Remember the scientific news from last summer, about particles moving faster than the speed of light? Since I couldn't understand the physics, it meant only one thing to me: time travel!!
What if you could go back in time to 1958? Would you alter the one event in US history--the assassination of Jack Kennedy--that could change so much more? Was our experience different in Vietnam because Lyndon Johnson was president? Perhaps Martin Luther King Jr. wouldn't have been assassinated. Or Bobby Kennedy...
In Stephen King's new book, 11/22/63, Jake Epping has a chance to find out. His friend Al is dying, and Al confesses that his diner's storage room contains a portal to September 9, 1958. Jake takes a tentative trip back in time, then accepts Al's mission: to ascertain that Oswald acted alone and to thwart Oswald's attempt on Kennedy's life.
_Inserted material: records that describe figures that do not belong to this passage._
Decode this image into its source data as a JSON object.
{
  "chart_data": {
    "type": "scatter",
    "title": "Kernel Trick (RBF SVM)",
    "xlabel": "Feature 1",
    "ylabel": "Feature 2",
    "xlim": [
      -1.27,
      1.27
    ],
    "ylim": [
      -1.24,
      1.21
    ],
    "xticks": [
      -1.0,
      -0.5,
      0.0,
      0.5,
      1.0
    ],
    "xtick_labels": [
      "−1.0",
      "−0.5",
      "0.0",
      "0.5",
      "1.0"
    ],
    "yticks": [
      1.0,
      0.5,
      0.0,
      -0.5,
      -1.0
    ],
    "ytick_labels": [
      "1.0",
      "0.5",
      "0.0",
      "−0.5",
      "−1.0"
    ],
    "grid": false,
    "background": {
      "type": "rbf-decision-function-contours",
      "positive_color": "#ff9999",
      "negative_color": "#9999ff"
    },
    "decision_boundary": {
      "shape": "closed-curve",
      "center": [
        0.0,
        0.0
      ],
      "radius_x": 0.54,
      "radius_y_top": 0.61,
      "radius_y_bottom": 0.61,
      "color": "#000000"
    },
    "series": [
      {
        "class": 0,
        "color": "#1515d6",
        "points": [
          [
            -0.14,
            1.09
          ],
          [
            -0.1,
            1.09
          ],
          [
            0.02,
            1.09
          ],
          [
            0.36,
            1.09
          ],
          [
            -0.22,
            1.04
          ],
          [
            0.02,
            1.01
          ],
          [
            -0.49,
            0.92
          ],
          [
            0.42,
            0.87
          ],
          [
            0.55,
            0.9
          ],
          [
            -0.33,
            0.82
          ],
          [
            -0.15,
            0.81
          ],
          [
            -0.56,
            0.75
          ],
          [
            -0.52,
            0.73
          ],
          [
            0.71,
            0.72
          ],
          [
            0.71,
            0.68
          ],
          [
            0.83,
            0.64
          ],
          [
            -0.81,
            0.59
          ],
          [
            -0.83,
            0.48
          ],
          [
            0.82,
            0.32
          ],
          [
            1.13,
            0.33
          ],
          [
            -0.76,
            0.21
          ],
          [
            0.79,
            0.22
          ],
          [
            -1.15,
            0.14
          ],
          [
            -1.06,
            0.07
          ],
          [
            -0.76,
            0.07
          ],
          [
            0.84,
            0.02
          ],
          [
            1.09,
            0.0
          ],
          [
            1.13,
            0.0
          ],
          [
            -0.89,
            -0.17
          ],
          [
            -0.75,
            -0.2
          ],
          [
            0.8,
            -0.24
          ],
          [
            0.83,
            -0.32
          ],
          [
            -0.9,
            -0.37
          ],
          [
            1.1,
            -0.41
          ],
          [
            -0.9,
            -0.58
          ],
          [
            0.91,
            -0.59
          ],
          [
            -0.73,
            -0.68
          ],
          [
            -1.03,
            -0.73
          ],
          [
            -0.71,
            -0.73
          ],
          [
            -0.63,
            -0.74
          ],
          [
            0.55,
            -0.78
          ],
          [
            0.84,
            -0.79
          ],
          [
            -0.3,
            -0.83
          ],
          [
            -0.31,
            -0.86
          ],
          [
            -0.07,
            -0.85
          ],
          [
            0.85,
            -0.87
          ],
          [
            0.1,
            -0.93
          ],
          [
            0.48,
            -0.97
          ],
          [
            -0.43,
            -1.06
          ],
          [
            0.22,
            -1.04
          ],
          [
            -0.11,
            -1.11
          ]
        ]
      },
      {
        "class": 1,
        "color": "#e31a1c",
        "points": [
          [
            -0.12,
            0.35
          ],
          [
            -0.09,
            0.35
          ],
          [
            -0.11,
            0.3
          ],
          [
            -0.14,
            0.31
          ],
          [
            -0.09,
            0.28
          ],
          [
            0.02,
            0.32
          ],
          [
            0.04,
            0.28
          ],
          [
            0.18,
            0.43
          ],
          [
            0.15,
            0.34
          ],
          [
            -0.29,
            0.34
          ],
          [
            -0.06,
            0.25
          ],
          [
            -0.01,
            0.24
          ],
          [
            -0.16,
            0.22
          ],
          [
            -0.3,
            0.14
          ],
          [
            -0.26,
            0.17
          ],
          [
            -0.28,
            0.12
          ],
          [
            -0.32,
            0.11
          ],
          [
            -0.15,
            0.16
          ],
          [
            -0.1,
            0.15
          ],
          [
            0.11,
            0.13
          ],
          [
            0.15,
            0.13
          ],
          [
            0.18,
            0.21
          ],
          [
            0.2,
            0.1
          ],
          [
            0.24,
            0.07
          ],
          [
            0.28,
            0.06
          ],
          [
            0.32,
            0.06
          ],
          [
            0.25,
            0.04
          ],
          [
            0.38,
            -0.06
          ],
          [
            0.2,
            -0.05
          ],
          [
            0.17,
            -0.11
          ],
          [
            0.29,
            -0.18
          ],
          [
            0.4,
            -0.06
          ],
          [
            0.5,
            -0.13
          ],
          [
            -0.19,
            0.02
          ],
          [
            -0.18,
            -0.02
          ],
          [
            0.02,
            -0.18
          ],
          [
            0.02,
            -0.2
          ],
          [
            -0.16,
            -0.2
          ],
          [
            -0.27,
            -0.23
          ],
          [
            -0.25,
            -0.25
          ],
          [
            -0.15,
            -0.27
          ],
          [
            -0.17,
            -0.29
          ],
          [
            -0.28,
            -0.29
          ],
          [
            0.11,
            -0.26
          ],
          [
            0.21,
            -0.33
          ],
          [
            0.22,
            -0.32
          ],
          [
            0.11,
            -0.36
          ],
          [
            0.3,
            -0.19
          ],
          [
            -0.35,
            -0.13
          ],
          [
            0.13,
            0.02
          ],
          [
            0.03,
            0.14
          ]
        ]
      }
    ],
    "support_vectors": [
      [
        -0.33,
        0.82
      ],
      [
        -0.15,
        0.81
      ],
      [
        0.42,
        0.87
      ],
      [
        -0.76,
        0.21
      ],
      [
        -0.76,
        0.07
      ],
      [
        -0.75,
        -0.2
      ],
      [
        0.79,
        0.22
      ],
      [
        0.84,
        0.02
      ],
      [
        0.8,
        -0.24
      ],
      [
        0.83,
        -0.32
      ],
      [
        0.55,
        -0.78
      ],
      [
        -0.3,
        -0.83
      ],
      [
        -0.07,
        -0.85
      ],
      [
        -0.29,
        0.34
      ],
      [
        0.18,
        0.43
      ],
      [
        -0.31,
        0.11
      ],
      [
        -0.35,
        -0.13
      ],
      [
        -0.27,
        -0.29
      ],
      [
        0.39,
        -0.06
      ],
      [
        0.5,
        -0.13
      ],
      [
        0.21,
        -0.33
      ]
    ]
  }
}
As a reader, you step back in time with Jake, a time when women always wore dresses, men wore hats, everyone smoked cigarettes, cars had fins, and there was no air conditioning, or cell phones, or internet.
Stephen King tells a good story and keeps it moving, full of period details, likeable characters, and plot twists. For avid King readers, there are cameo appearances by characters from his other books. And at 850 pages, the book serves as its own portal, pulling you in and giving you time to experience the 60's. Enjoy the trip!
2 comments:
I enjoy King, but missed the cameo appearances of other characters - who were they?
Derry, Maine is the setting for King's novel It, a book that also deals with the passage of time. Two of the children in It, Beverly Marsh and Richie Tozier, appear in 11/22/63--they're the two learning to dance the lindy-hop.
King also has several references in 11/22/63 to a 1958 Plymouth Fury. Could this by Christine?